At the end of the film we're left with the sadness of Ankie Spitzer and the resolute militancy of Jamal al Gashey. He's proud of what he did in Munich, he tells the camera. It brought the Palestinian cause to the world's attention. And it's hard to not to understand his gruesome thinking, even in these post-Oslo days of mutual recognition. It's noticeable that in all of the footage from 1972, the word "Palestinian" is never used. The gunmen are described simply as "Arab." Indeed, at the time of Munich, the Palestinians were still a forgotten people and Israeli prime minister Golda Meir was notoriously insisting they did not exist. Vilified throughout the Western world, his slain comrades were nonetheless given a heroes' burial by thousands of supporters in Libya. For Spitzer and his colleagues, their countrymen and millions of sympathizers, it was a senseless act of brutality.

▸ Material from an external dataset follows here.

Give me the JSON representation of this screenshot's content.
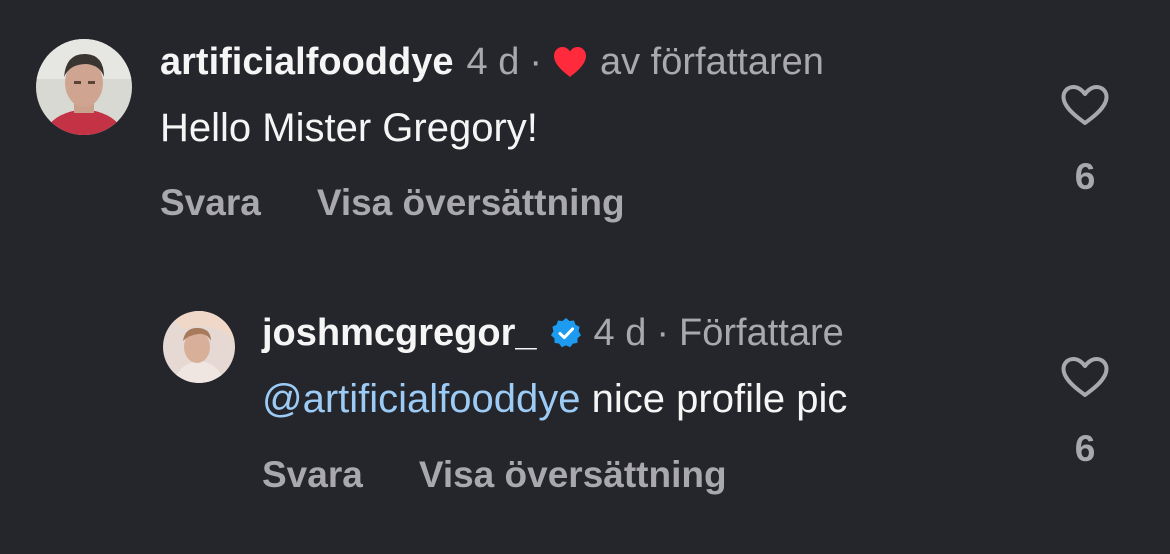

There was a moment, of course, when the stress of the heart-stopping drama may have pushed both men, momentarily, to acknowledge each other's humanity. Al Gashey recalls that hours into the siege, he and his comrades standing guard began chatting with the Israelis, exchanging stories and jokes. The all-too-human exchange ended when Issa came in and ordered silence, believing it would be harder for the Palestinians to kill their captives if they'd engaged them as human beings. And that's a lesson both sides learned two decades later in their tortuous peace process. They may disagree on fundamentals, but their ongoing conversation makes it a lot harder to imagine going back to war.